KEUNTUNGAN MENJALANI RAMADHAN DENGAN STATUS MAHASISWA

lokasi : Mesjid Ukhwah Islamiyah UI


Suatu hari di sebuah mesjid "oakk... oaak.. ibuu.. ibuu" (ceritanya suara bayi menangos, kejer banget, ga ketulungan). Tidak lama kemudian, seorang perempuan keluar dari saf sholat, terpaksa menunduk-nunduk melewati batasan saf demi menuju si sumber suara. Sebelum suara lebih keras dan mengganggu jamaah lainnya.

Yash, Ramadhan itu identik dengan mesjid yang penuh, semua orang (muslim, yang merasa terpanggil dengan surat Albaqarah 183) berlomba-lomba, enggan melewatkan kebaikan si tersangka Ramadhan ini. Termasuk para bunda-bunda yang selama ini berkutat dengan bayi-bayi yang apa boleh buat, pasti mengintili kemana saja pergi.

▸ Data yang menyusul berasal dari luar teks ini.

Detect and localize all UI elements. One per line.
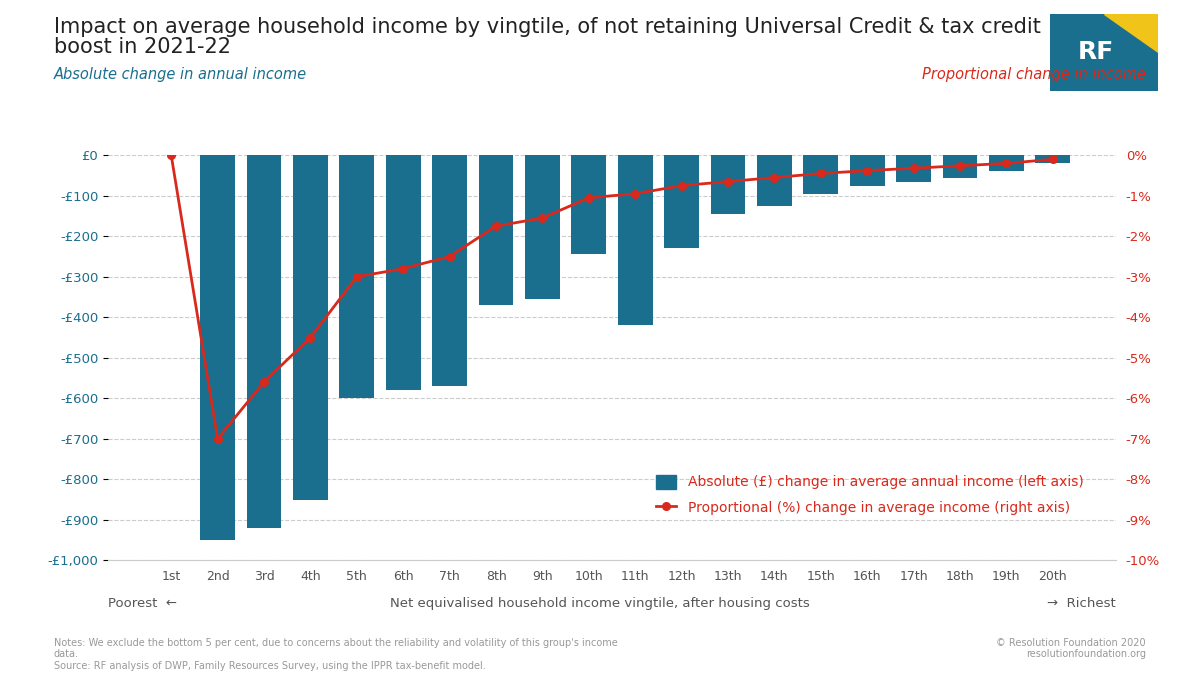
Text: RF: RF [1078, 40, 1114, 64]
Bar [618, 155, 653, 325]
Bar [942, 155, 977, 178]
Text: © Resolution Foundation 2020
resolutionfoundation.org: © Resolution Foundation 2020 resolutionf… [996, 638, 1146, 659]
Text: Notes: We exclude the bottom 5 per cent, due to concerns about the reliability a: Notes: We exclude the bottom 5 per cent,… [54, 638, 618, 671]
Bar [664, 155, 698, 248]
Text: boost in 2021-22: boost in 2021-22 [54, 37, 230, 57]
Text: Poorest  ←: Poorest ← [108, 597, 178, 610]
Bar [571, 155, 606, 254]
Bar [479, 155, 514, 305]
Text: →  Richest: → Richest [1048, 597, 1116, 610]
Text: Absolute change in annual income: Absolute change in annual income [54, 68, 307, 82]
Text: Impact on average household income by vingtile, of not retaining Universal Credi: Impact on average household income by vi… [54, 17, 1040, 37]
Bar [293, 155, 328, 500]
Legend: Absolute (£) change in average annual income (left axis), Proportional (%) chang: Absolute (£) change in average annual in… [650, 469, 1088, 521]
Text: Net equivalised household income vingtile, after housing costs: Net equivalised household income vingtil… [390, 597, 810, 610]
Bar [989, 155, 1024, 171]
Bar [850, 155, 884, 186]
Bar [757, 155, 792, 206]
Bar [386, 155, 421, 390]
Bar [247, 155, 282, 528]
Bar [1036, 155, 1070, 163]
Text: Proportional change in income: Proportional change in income [922, 68, 1146, 82]
Bar [526, 155, 560, 299]
Bar [896, 155, 931, 182]
Polygon shape [1104, 14, 1158, 53]
Bar [710, 155, 745, 214]
Bar [340, 155, 374, 398]
Bar [432, 155, 467, 386]
Bar [200, 155, 235, 540]
Bar [803, 155, 838, 194]
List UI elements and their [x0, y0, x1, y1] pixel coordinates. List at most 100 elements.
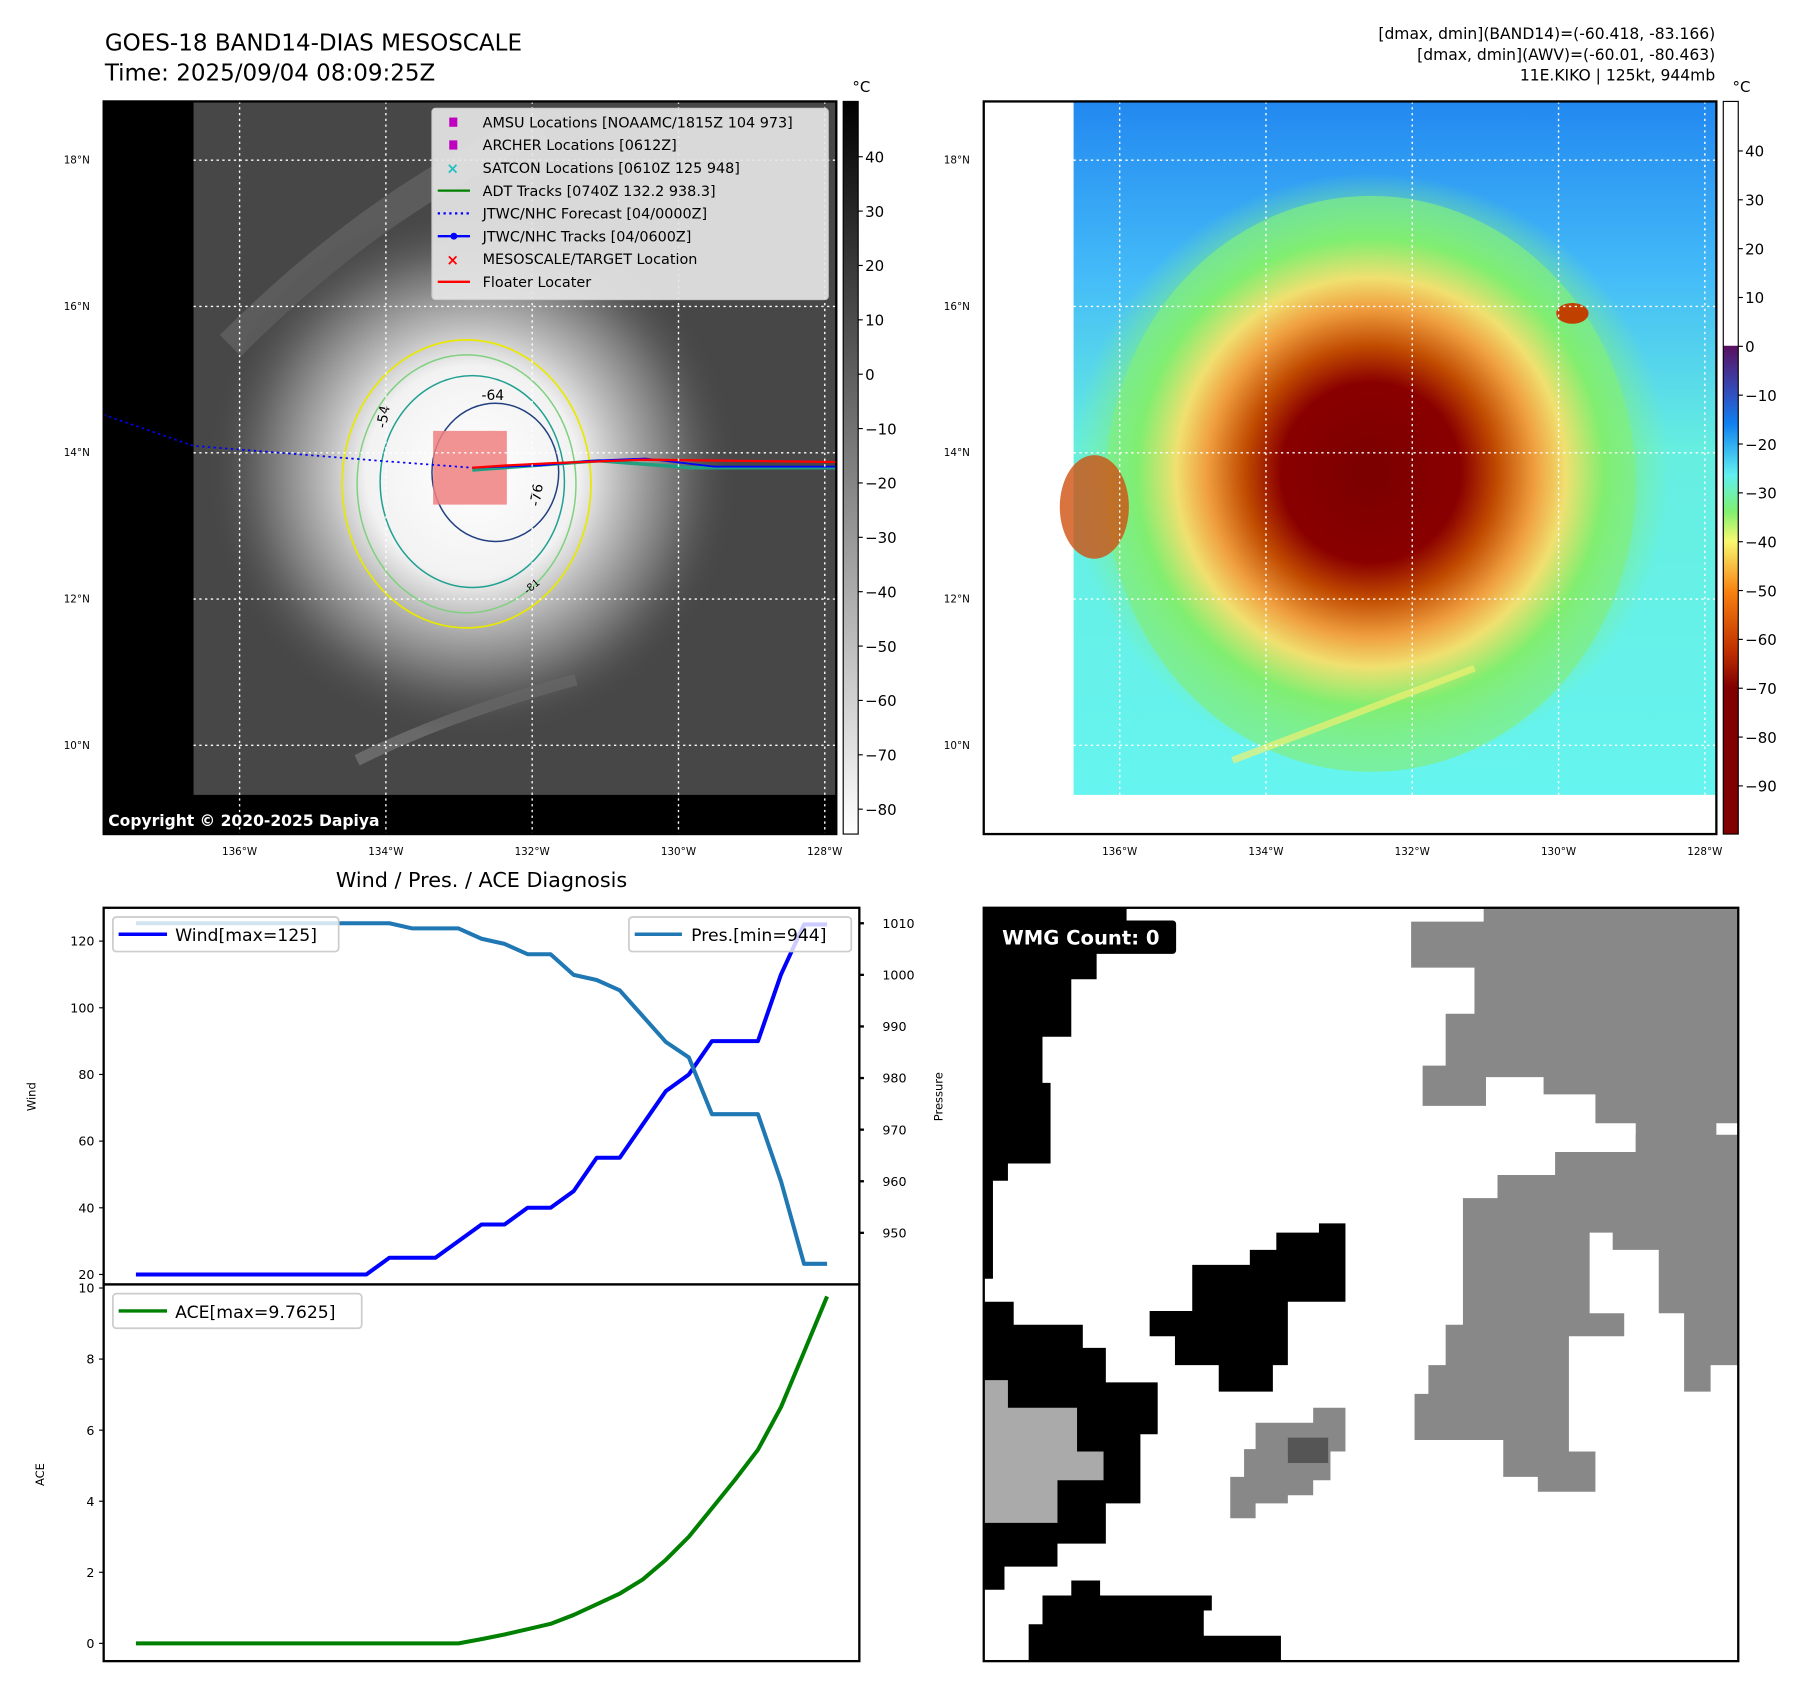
- lon-tick-label: 128°W: [807, 846, 842, 858]
- info-awv: [dmax, dmin](AWV)=(-60.01, -80.463): [1417, 46, 1715, 64]
- colorbar-unit: °C: [852, 78, 870, 96]
- y-tick-label: 20: [78, 1267, 94, 1282]
- colorbar-tick-label: −20: [1745, 436, 1777, 454]
- x-marker-icon: ×: [446, 251, 459, 269]
- y2-tick-label: 1010: [882, 916, 914, 931]
- lat-tick-label: 10°N: [944, 740, 970, 752]
- colorbar-tick-label: −70: [865, 747, 897, 765]
- colorbar-tick-label: −60: [1745, 631, 1777, 649]
- colorbar-tick-label: −90: [1745, 778, 1777, 796]
- square-marker-icon: [449, 117, 458, 127]
- colorbar-tick-label: 30: [1745, 192, 1764, 210]
- wmg-gray-region: [1230, 1407, 1346, 1519]
- colorbar-tick-label: −10: [865, 420, 897, 438]
- x-marker-icon: ×: [446, 160, 459, 178]
- lon-tick-label: 136°W: [1102, 846, 1137, 858]
- colorbar-tick-label: −50: [1745, 582, 1777, 600]
- lat-tick-label: 18°N: [64, 155, 90, 167]
- y2-tick-label: 970: [882, 1122, 906, 1137]
- figure-time: Time: 2025/09/04 08:09:25Z: [104, 61, 436, 87]
- legend-label: JTWC/NHC Forecast [04/0000Z]: [482, 207, 707, 223]
- colorbar-tick-label: 0: [865, 366, 875, 384]
- pressure-legend-label: Pres.[min=944]: [691, 926, 826, 946]
- y-tick-label: 80: [78, 1067, 94, 1082]
- lon-tick-label: 132°W: [1395, 846, 1430, 858]
- colorbar-tick-label: −60: [865, 692, 897, 710]
- y-tick-label: 2: [86, 1565, 94, 1580]
- lat-tick-label: 12°N: [64, 594, 90, 606]
- forecast-track: [103, 413, 473, 469]
- wmg-count-label: WMG Count: 0: [1002, 927, 1159, 950]
- wmg-panel: WMG Count: 0: [982, 906, 1740, 1663]
- y-tick-label: 100: [70, 1000, 94, 1015]
- y-tick-label: 8: [86, 1352, 94, 1367]
- contour-label: -54: [374, 404, 394, 429]
- wmg-lightgray-region: [983, 1380, 1104, 1523]
- y-tick-label: 4: [86, 1494, 94, 1509]
- lat-tick-label: 12°N: [944, 594, 970, 606]
- info-storm: 11E.KIKO | 125kt, 944mb: [1520, 67, 1716, 85]
- ace-axis-label: ACE: [33, 1463, 47, 1486]
- pressure-axis-label: Pressure: [931, 1072, 945, 1121]
- wmg-count-badge: [994, 920, 1177, 954]
- ace-legend-label: ACE[max=9.7625]: [175, 1303, 335, 1323]
- colorbar-tick-label: 20: [865, 257, 884, 275]
- lon-tick-label: 128°W: [1687, 846, 1722, 858]
- colorbar-color: °C 40 30 20 10 0 −10 −20 −30 −40 −50 −60 −70 −80 −90: [1722, 78, 1777, 835]
- y-tick-label: 10: [78, 1281, 94, 1296]
- lon-tick-label: 132°W: [515, 846, 550, 858]
- legend-label: AMSU Locations [NOAAMC/1815Z 104 973]: [483, 115, 793, 131]
- y2-tick-label: 990: [882, 1019, 906, 1034]
- wmg-black-region: [1028, 1580, 1281, 1662]
- dot-marker-icon: [450, 232, 458, 240]
- colorbar-tick-label: 10: [865, 312, 884, 330]
- legend-label: MESOSCALE/TARGET Location: [483, 252, 698, 268]
- wmg-black-region: [983, 907, 1127, 1279]
- ace-legend: ACE[max=9.7625]: [112, 1292, 363, 1330]
- wind-legend-label: Wind[max=125]: [175, 926, 317, 946]
- wmg-black-region: [1149, 1223, 1346, 1392]
- square-marker-icon: [449, 140, 458, 150]
- lat-tick-label: 10°N: [64, 740, 90, 752]
- wmg-gray-region: [1414, 1134, 1739, 1492]
- floater-track: [472, 458, 837, 469]
- colorbar-tick-label: 0: [1745, 338, 1755, 356]
- lat-tick-label: 14°N: [944, 447, 970, 459]
- colorbar-tick-label: 20: [1745, 240, 1764, 258]
- colorbar-tick-label: −40: [1745, 533, 1777, 551]
- diagnosis-chart: Wind / Pres. / ACE Diagnosis Wind Pressu…: [25, 868, 945, 1663]
- legend-label: ADT Tracks [0740Z 132.2 938.3]: [483, 184, 716, 200]
- colorbar-tick-label: −30: [865, 529, 897, 547]
- color-ir-map-panel: 18°N 16°N 14°N 12°N 10°N 136°W 134°W 132°W 130°W…: [944, 100, 1722, 858]
- colorbar-tick-label: −70: [1745, 680, 1777, 698]
- lat-tick-label: 16°N: [944, 301, 970, 313]
- y-tick-label: 120: [70, 934, 94, 949]
- lon-tick-label: 136°W: [222, 846, 257, 858]
- map-legend: AMSU Locations [NOAAMC/1815Z 104 973] ARC…: [431, 107, 829, 301]
- lon-tick-label: 134°W: [368, 846, 403, 858]
- lat-tick-label: 14°N: [64, 447, 90, 459]
- figure-title: GOES-18 BAND14-DIAS MESOSCALE: [105, 31, 522, 57]
- colorbar-grayscale: °C 40 30 20 10 0 −10 −20 −30 −40 −50 −60 −70 −80: [842, 78, 897, 835]
- y-tick-label: 0: [86, 1636, 94, 1651]
- legend-label: Floater Locater: [483, 275, 592, 291]
- colorbar-unit: °C: [1732, 78, 1750, 96]
- legend-label: SATCON Locations [0610Z 125 948]: [483, 161, 740, 177]
- colorbar-tick-label: 30: [865, 203, 884, 221]
- colorbar-tick-label: 40: [1745, 143, 1764, 161]
- colorbar-tick-label: −80: [1745, 729, 1777, 747]
- y2-tick-label: 1000: [882, 967, 914, 982]
- wind-legend: Wind[max=125]: [112, 916, 340, 953]
- lon-tick-label: 130°W: [661, 846, 696, 858]
- wmg-gray-region: [1411, 907, 1739, 1152]
- wind-axis-label: Wind: [25, 1082, 39, 1111]
- info-band14: [dmax, dmin](BAND14)=(-60.418, -83.166): [1378, 25, 1715, 43]
- chart-title: Wind / Pres. / ACE Diagnosis: [336, 868, 627, 892]
- lon-tick-label: 134°W: [1248, 846, 1283, 858]
- colorbar-tick-label: −40: [865, 583, 897, 601]
- y2-tick-label: 950: [882, 1225, 906, 1240]
- lon-tick-label: 130°W: [1541, 846, 1576, 858]
- y-tick-label: 60: [78, 1134, 94, 1149]
- colorbar-tick-label: 40: [865, 148, 884, 166]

Karenanya, ramadhan pun identik dengan mesjid yang dipenuhi suara bayi bayi menangis, bayi bayi terkapar di lantai (ketiduran sakin lelahnya nungguin bundanya kelar tarawehan), dan bayi bayi berlarian yang seringkali mengundang omelan bunda-bunda yang sudah berusaha keras menjaga intonasi suara sejak siang (sabar bun :'v).

Tapi, diantara jemaah yang beragam itu ada juga sosok-sosok yang adem ayem (yang sakin ademnya sering kehilangan kesadaran saat melakukan ibadah) , gak ngaruh mau ada bayi nangis se kejer apapun, gak peduli ke mesjid bawa uang atau enggak, mandi atau enggak, yang penting kipas angin mesjid nyala, dan paling bahagia kalau ada kupon gratis ala ala untuk mengisi perut yang lapar, kupon yang kalau bisa dapat dua (buat sahur sekalian) yang diminta-minta dengan mata kucing dan muka memelas yang amat khas, siapakah mereka? YES, NAMANYA MAHASISWA (Khususnya mahasiswa yang ga ada embel embel lain *ya halusnya jomblo lah*)

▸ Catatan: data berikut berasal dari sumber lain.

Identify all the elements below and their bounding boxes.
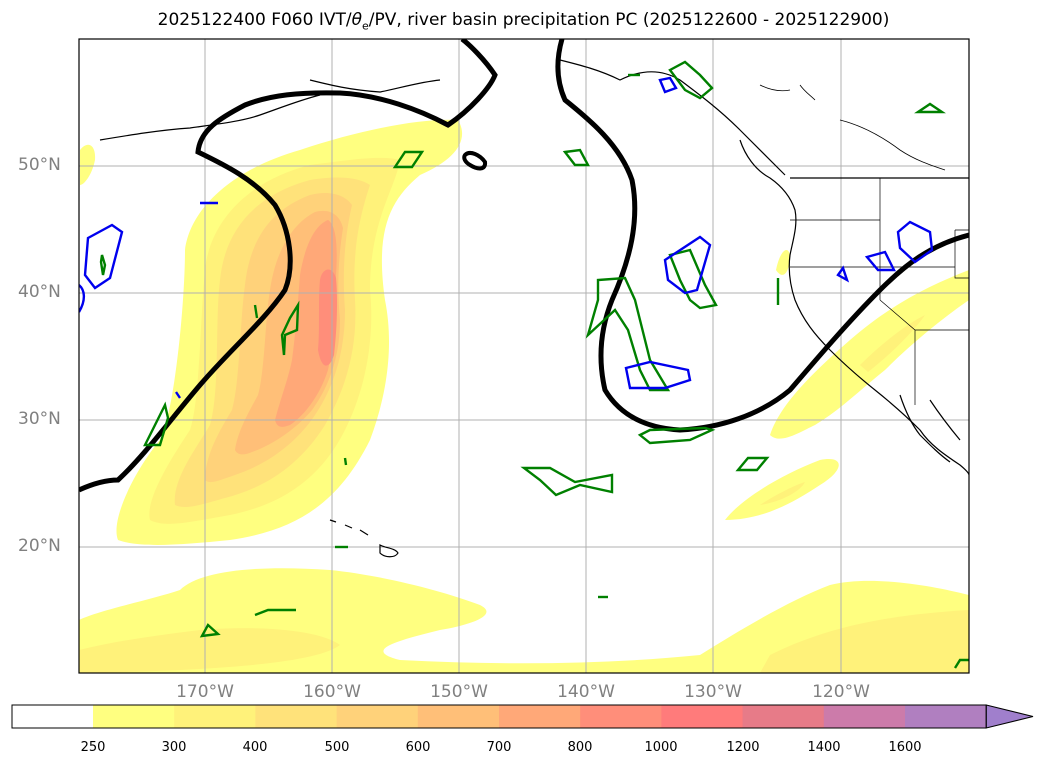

Kalau dipikir pikir enak banget ya jadi mahasiswa, meskipun sering dilanda penyakit kanker (kantong kering) dan bucin (budak cinta) yang mengerikan, atau selalu dikejar-kejar laprak, makalah dan materi uas yang memaksa begadang (soalnya ngerjainnya deatline karena waktu senggang digunakan untuk menuruti gangguan gangguan bucin yang sulit diminimalisir) , tapi mereka sepertinya harus banyak-banyak bersyukur.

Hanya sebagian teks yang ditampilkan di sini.